Saturday, May 22, 2010

Others weigh in on Elena Kagan

Maureen Dowd is right on about this -- see http://www.nytimes.com/2010/05/19/opinion/19dowd.html -- and so is Nikki Stern -- http://open.salon.com/blog/1womansvu/2010/05/17/an_unmarried_woman

Dowd says Kagan's IQ may have detracted from her social life (ya think?): "It’s a disturbing echo of those Harvard Business School students who said on “60 Minutes” a few years ago that they had hid the fact that they went to Harvard from guys they met because it was the kiss of death with men who were threatened by more successful women. “The H-bomb,” they called it."

The comments on Stern's essay are telling. My favorite:  "Maybe if these high-powered and ambitious career women had the spousal equivalent of a wife (the man behind the woman) to do for them what
full-time political wives do for their husbands, that is EVERYTHING, then they could find the time to get married and have children while maintaining their careers."

Dowd also says Michelle Obama oughta fix Kagan up with some smart guys in DC. Yeah, right.

I advise Elena to hire a housekeeper and adopt a couple of cats and call it a day. But then I am somewhat soured on the dating world at the moment. Maybe next week.

Friday, May 14, 2010

more on being the smartest girl in the room

One of the great loves of my life told me years ago, "Look, I slave away all day in a highly competitive environment. When I come home I don't want to match wits with somebody like you — I want to drink a Bud and watch Laverne and Shirley." The TV reference should give you some idea as to how long ago this was.

My friend eventually married a much-younger woman who, while certainly bright, was no competition for him. Not much of a challenge, either. He wanted a nice housewife who would raise his children and support his career, and that's what he got.

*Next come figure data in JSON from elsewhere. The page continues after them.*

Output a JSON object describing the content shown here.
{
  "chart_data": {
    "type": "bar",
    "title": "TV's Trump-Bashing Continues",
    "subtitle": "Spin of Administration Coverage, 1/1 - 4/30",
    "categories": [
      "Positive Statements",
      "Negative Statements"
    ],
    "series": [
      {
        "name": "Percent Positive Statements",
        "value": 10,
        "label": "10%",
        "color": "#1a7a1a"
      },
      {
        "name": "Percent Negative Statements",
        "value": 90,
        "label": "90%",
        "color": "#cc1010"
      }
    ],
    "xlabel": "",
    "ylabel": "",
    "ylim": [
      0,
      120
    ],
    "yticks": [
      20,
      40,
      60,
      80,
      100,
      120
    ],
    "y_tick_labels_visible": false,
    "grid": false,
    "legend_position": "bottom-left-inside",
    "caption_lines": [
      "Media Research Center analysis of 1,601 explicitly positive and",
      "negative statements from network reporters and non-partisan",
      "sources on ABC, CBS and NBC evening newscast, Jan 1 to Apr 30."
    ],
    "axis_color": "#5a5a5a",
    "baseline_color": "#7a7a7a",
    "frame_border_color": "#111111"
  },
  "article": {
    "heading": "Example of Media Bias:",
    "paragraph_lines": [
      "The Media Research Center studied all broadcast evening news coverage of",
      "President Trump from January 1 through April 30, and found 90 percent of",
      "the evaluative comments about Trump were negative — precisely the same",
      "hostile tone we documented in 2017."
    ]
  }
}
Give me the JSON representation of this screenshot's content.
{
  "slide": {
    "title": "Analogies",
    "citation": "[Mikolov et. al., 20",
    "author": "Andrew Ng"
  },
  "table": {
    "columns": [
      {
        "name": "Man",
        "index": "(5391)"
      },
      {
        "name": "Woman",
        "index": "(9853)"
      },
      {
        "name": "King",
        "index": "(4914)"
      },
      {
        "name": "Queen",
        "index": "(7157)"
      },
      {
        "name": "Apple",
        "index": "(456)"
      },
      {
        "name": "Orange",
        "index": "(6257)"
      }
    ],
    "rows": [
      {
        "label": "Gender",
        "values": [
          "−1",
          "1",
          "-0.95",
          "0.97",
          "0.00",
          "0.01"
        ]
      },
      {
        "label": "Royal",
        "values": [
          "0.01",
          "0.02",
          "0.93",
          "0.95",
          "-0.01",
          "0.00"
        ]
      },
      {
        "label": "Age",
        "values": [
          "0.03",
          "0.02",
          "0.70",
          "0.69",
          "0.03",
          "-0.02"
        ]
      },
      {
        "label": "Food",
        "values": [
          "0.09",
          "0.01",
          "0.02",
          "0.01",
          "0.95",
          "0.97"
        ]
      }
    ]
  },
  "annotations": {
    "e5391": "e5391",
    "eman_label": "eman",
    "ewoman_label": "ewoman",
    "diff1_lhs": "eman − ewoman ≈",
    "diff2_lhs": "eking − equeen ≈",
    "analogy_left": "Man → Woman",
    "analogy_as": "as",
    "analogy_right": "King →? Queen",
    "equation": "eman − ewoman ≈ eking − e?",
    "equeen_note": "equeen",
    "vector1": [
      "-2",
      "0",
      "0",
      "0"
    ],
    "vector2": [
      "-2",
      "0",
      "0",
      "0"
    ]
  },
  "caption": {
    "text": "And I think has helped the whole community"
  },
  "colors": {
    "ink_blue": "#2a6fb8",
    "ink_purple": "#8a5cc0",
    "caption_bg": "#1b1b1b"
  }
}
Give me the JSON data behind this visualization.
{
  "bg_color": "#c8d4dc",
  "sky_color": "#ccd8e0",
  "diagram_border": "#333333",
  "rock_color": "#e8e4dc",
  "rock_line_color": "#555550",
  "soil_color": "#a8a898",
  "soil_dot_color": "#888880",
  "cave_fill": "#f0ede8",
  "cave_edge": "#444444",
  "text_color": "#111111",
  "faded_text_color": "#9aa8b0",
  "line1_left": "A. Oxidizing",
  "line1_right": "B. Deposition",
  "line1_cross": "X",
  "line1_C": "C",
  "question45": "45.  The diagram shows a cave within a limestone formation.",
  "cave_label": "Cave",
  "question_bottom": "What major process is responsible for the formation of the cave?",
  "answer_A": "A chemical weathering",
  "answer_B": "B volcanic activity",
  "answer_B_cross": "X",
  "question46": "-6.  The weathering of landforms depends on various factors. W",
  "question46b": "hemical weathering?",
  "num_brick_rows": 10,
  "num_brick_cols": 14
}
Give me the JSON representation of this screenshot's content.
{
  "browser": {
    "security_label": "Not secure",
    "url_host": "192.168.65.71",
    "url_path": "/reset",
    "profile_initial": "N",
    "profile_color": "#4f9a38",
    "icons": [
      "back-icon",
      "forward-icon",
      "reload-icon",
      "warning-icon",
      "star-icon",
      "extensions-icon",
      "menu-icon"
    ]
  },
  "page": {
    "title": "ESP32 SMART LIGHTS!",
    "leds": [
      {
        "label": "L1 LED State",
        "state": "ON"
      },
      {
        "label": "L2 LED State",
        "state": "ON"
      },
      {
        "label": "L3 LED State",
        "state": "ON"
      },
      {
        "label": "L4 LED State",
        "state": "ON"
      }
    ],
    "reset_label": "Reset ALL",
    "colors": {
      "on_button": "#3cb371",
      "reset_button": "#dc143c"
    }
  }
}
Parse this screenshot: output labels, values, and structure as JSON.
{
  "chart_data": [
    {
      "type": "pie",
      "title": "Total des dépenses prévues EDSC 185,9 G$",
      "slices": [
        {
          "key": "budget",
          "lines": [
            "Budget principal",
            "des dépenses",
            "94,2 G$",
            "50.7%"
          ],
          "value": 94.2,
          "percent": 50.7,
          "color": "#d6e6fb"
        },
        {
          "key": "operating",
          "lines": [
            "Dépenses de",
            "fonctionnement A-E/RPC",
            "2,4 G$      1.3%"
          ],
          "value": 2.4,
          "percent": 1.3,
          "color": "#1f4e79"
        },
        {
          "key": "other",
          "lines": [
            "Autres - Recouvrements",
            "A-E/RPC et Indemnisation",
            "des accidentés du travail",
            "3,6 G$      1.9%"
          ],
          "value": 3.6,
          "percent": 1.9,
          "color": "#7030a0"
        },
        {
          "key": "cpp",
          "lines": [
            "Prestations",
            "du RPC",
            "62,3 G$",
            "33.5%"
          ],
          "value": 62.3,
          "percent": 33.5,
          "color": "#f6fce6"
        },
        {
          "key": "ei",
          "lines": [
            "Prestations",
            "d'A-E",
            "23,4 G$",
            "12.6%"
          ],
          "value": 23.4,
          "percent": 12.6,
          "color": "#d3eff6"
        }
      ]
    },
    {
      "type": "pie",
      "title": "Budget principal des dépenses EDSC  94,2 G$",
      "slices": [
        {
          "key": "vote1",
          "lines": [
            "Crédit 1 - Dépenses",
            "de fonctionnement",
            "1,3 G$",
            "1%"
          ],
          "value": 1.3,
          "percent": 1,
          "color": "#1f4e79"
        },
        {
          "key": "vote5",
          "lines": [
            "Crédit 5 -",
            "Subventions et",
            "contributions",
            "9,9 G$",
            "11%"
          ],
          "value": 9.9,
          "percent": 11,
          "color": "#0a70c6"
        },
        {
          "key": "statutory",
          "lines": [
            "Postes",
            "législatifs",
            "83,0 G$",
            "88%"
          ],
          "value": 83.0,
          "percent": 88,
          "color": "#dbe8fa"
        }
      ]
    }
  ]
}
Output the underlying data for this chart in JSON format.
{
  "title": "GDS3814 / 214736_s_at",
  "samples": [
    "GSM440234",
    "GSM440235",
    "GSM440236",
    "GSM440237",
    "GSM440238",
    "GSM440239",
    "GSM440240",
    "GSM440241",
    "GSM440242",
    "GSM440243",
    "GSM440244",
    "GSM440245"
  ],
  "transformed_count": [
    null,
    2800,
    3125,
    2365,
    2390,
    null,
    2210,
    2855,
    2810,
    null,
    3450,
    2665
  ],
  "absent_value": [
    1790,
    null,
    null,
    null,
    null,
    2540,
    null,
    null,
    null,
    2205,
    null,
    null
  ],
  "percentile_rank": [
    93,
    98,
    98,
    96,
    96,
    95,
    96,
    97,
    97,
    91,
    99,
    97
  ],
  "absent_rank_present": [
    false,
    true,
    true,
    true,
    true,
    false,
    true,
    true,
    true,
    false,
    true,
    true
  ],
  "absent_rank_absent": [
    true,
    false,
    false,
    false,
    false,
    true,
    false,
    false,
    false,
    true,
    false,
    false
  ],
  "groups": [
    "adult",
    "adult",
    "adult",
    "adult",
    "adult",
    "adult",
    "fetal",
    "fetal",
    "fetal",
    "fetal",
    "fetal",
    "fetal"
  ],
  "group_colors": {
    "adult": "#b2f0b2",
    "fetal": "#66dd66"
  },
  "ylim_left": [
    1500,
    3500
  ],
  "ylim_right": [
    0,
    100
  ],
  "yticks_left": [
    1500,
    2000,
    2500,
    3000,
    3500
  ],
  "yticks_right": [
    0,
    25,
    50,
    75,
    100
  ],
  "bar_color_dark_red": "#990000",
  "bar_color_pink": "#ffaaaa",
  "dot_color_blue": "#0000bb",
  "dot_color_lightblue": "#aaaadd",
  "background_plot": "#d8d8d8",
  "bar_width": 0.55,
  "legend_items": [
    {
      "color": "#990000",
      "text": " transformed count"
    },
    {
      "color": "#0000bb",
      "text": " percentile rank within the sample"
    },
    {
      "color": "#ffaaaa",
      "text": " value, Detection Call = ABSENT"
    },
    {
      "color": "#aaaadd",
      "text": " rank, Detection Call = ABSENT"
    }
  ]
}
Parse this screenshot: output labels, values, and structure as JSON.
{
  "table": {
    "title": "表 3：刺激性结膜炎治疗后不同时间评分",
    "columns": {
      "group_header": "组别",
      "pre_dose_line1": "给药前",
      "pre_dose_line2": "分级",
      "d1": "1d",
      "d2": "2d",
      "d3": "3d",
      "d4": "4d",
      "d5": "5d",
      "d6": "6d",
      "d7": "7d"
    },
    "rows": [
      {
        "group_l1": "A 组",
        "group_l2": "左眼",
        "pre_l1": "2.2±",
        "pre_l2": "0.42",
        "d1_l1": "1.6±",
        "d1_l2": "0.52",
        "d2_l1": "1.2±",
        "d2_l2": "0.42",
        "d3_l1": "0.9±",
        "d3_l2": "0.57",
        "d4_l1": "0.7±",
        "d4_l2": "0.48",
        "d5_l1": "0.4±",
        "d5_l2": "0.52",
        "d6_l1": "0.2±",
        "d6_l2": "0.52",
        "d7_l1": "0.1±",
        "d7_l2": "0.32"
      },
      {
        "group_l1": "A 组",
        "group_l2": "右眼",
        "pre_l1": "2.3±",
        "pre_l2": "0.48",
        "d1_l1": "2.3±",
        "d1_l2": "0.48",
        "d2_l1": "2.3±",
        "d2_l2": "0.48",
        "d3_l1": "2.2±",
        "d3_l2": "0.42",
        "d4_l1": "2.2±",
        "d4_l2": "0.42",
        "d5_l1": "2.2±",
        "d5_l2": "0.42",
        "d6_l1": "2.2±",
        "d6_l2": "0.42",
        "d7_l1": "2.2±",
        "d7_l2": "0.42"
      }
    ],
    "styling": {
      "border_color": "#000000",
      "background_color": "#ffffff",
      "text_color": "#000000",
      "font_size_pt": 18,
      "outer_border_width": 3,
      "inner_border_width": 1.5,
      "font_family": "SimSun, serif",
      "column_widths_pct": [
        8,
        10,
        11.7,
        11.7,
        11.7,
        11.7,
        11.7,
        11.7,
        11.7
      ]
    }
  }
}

This has become a sad pattern, I'm sorry to say. I meet a man who's clever enough for me, who gets my jokes, who's a great companion, and he weighs his options and picks another woman, usually one who's less prickly, easier to get along with, more subservient. Why? Beats me.

It's not necessarily that they're thinner or prettier, either, though that has often been the case. "She's not as funny as you are; she has less of an edge," one old friend told me about his new fiance, "but she's restful." Another of my great unrequited loves, calculating his romantic alternatives, said to me, "But if we became lovers who would I talk to?"

Sometimes I despair, I really do.

So don't be so quick to assume that Elena Kagan is gay. She probably can't get a date to save her life. Men are often afraid of the smartest girl in the room.

The smartest girl in the room

Okay, so Elena Kagan spent today visiting members of Congress and schmoozing nicely so maybe they will vote to confirm her nomination to the Supreme Court. 

Meanwhile various otherwise-reputable publications are speculating about her sexuality. They insinuate that because she's, like, 50 and never-married, no children, she must be a lesbian.

Oh, give me a fucking break.

I know nothing about Ms. Kagan's sexual preferences, but I can assure you that she suffers from the "smartest girl in the room" stigma no matter which gender she'd want to date, assuming she had any time, which she doesn't. 

See, here's the deal: if you're the smartest girl in the room, you get to be the best friend, not the lead. The lead has to be just a teensy bit dumb. As one of Rosie O'Donnell's best characters put it in "Sleepless in Seattle," "The wisecracking dame never gets the guy." 

More on this tomorrow, when maybe I'll be in a better mood.